If we breakdown the request, we can see that url contains some parts of the gd payload:
THTJ27X6W - this is the first part of the gd payload
B01ABCD5GJF - last but one
E1MDm4DWcuVa0RbK5ZT9o5KD - the last part of the gd payload
and form-data contains:
hangout_id - this is in the gd payload after my name
hangout_url - obviously, this is the url for the new created meeting
How can I change it for my needs?
I created a new application at Google APIs dashboard (here console.developers.google.com/apis), but can't find any docs for this integration. There's Google+ Hangouts API in API Library, but it says Apps will continue to function until April 25, 2017..
I tried to approach it from another side:
In the API Library there's Google Calendar. I found mattermost-hangout app on GitHub (had to update it a bit, so it works with updated api). Here's how it works:
oauth2 for authorising at google (single account)
it handles POST request, which is meant to be received from Mattermost (triggered by a slash command),
creates a new calendar event using Google Calendar API (with conference),
takes hangouts url from the response and sends a new message in the Mattermost channel with invitation to join the meeting.
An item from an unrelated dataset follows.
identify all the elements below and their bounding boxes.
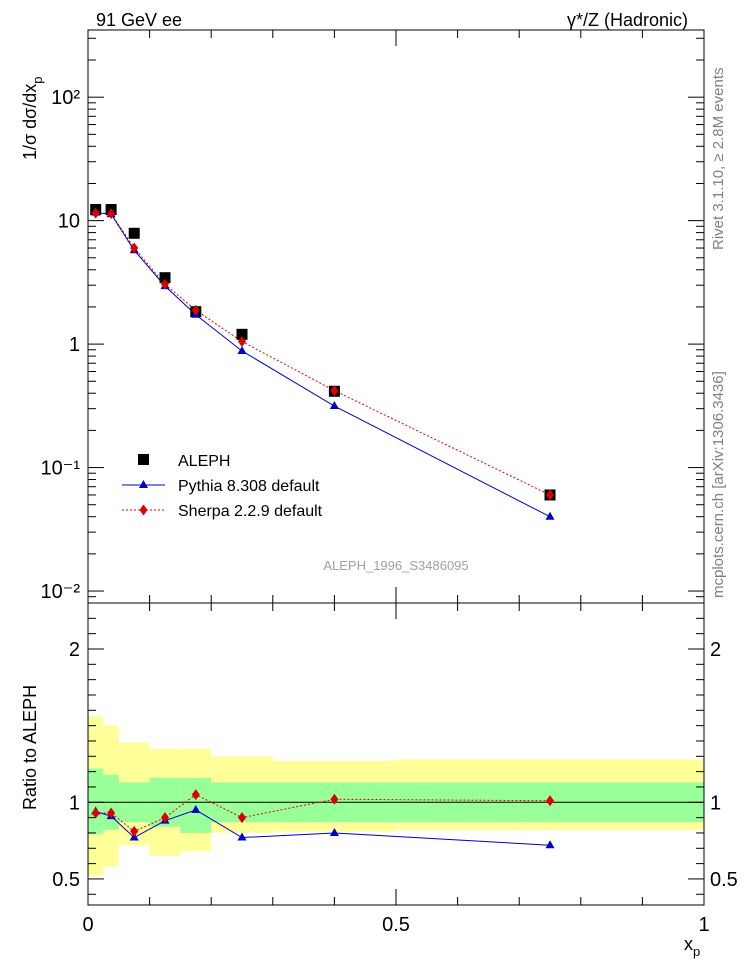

But it has some downsides:
you have to use one account to authorise all event creation events (yeah, it can be upgraded to authorise any number of users, but it'll be inconvenient. why to force anyone to provide access to their Google Account, when Google Meet authorisation just happens in browser, we don't need to create events)
account, used for auth, now has events in his calendar. of course, events can be deleted, but it's not the way.
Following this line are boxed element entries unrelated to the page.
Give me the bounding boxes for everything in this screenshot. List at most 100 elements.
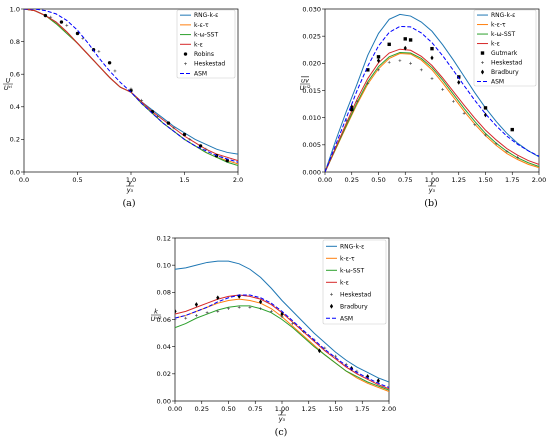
x-tick-label: 1.0 (126, 176, 136, 184)
y-tick-label: 0.8 (10, 38, 20, 46)
y-tick-label: 0.000 (302, 168, 321, 176)
legend-swatch (480, 69, 485, 75)
series-heskestad-point (419, 68, 423, 72)
series-gutmark-point (366, 68, 370, 72)
series-heskestad-point (129, 87, 133, 91)
y-tick-label: 0.015 (302, 87, 321, 95)
panel-label: (c) (275, 427, 288, 438)
series-gutmark-point (510, 127, 514, 132)
legend-entry-label: Heskestad (194, 61, 225, 68)
legend-entry-label: Bradbury (340, 303, 368, 310)
series-bradbury-point (216, 295, 220, 301)
series-asm-line (175, 294, 389, 388)
svg-text:Uᶜˡ: Uᶜˡ (4, 84, 13, 92)
y-tick-label: 0.010 (302, 114, 321, 122)
series-gutmark-point (350, 107, 354, 112)
series-heskestad-point (366, 82, 370, 85)
x-tick-label: 0.0 (19, 176, 29, 184)
legend-swatch (481, 61, 484, 64)
series-heskestad-point (473, 123, 477, 127)
series-bradbury-point (317, 348, 322, 354)
legend-entry-label: ASM (491, 79, 504, 86)
series-heskestad-point (516, 155, 519, 159)
svg-text:y₅: y₅ (278, 415, 286, 423)
legend-swatch (329, 303, 334, 309)
series-heskestad-point (195, 314, 198, 317)
series-rng-k-line (175, 260, 389, 383)
x-tick-label: 0.50 (371, 176, 385, 184)
y-tick-label: 0.4 (10, 103, 20, 111)
x-tick-label: 0.25 (345, 176, 359, 184)
series-heskestad-point (204, 147, 208, 151)
legend-swatch (480, 51, 485, 55)
panel-label: (b) (424, 198, 438, 209)
series-gutmark-point (376, 55, 381, 59)
x-axis-label: yy₅ (428, 179, 436, 194)
x-tick-label: 0.25 (195, 405, 209, 413)
series-bradbury-point (194, 302, 198, 307)
series-heskestad-point (97, 49, 101, 53)
series-heskestad-point (409, 61, 412, 65)
series-bradbury-point (350, 104, 354, 110)
legend-entry-label: k-ε (194, 41, 203, 48)
legend-entry-label: k-ε-τ (340, 255, 355, 262)
series-heskestad-point (494, 142, 498, 146)
y-tick-label: 1.0 (10, 5, 20, 13)
series-heskestad-point (355, 99, 359, 103)
series-heskestad-point (237, 305, 241, 309)
series-heskestad-point (172, 126, 176, 130)
series-k-sst-line (175, 305, 389, 391)
series-k-sst-line (325, 51, 539, 172)
series-bradbury-point (349, 366, 354, 371)
legend-swatch (330, 292, 333, 296)
legend-entry-label: RNG-k-ε (340, 243, 364, 250)
svg-text:uv: uv (301, 77, 309, 85)
legend-entry-label: k-ε-τ (194, 22, 209, 29)
x-tick-label: 2.0 (233, 176, 243, 184)
series-bradbury-point (175, 308, 177, 314)
series-bradbury-point (376, 58, 381, 64)
series-heskestad-point (484, 133, 487, 137)
x-tick-label: 0.75 (248, 405, 262, 413)
series-gutmark-point (403, 37, 407, 41)
legend-entry-label: Heskestad (491, 60, 522, 67)
series-bradbury-point (483, 112, 488, 118)
panel-b: 0.00 0.25 0.50 0.75 1.00 1.25 1.50 1.75 2.00 0.00… (300, 5, 547, 209)
x-tick-label: 1.75 (355, 405, 369, 413)
x-tick-label: 0.00 (318, 176, 332, 184)
x-tick-label: 1.25 (452, 176, 466, 184)
y-tick-label: 0.6 (10, 71, 20, 79)
series-robins-point (107, 61, 112, 65)
svg-text:y₅: y₅ (428, 186, 436, 194)
y-tick-label: 0.04 (157, 343, 171, 351)
series-heskestad-point (452, 99, 455, 103)
series-heskestad-point (216, 309, 220, 313)
series-heskestad-point (430, 77, 434, 80)
x-tick-label: 1.50 (478, 176, 492, 184)
y-tick-label: 0.02 (157, 370, 171, 378)
x-tick-label: 1.00 (425, 176, 439, 184)
y-tick-label: 0.2 (10, 136, 20, 144)
svg-text:y: y (429, 179, 434, 187)
y-tick-label: 0.10 (157, 261, 171, 269)
legend-entry-label: RNG-k-ε (491, 12, 515, 19)
series-heskestad-point (227, 307, 230, 311)
legend-entry-label: k-ω-SST (194, 32, 218, 39)
series-heskestad-point (387, 60, 391, 64)
y-tick-label: 0.12 (157, 234, 171, 242)
legend-entry-label: Gutmark (491, 50, 518, 57)
legend-swatch (184, 62, 187, 66)
series-bradbury-point (280, 311, 284, 317)
x-tick-label: 1.00 (275, 405, 289, 413)
series-k-line (325, 48, 539, 172)
series-heskestad-point (65, 23, 69, 27)
series-heskestad-point (205, 311, 209, 315)
series-robins-point (59, 20, 64, 24)
series-robins-point (75, 31, 80, 36)
series-heskestad-point (175, 318, 177, 321)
Is there any documentation on utilising gid and gd params?
Generally, I want to find a way to configure a webhook in my app, so when Google Meet finds my application's ID in the gid query param, it looks at the app's config and sends a request to my app (previously configured endpoint (I assume it works this way)).
Of course there's a chance that it's some kind of internal API and it cannot be used by everyone, but I could not find any information on this.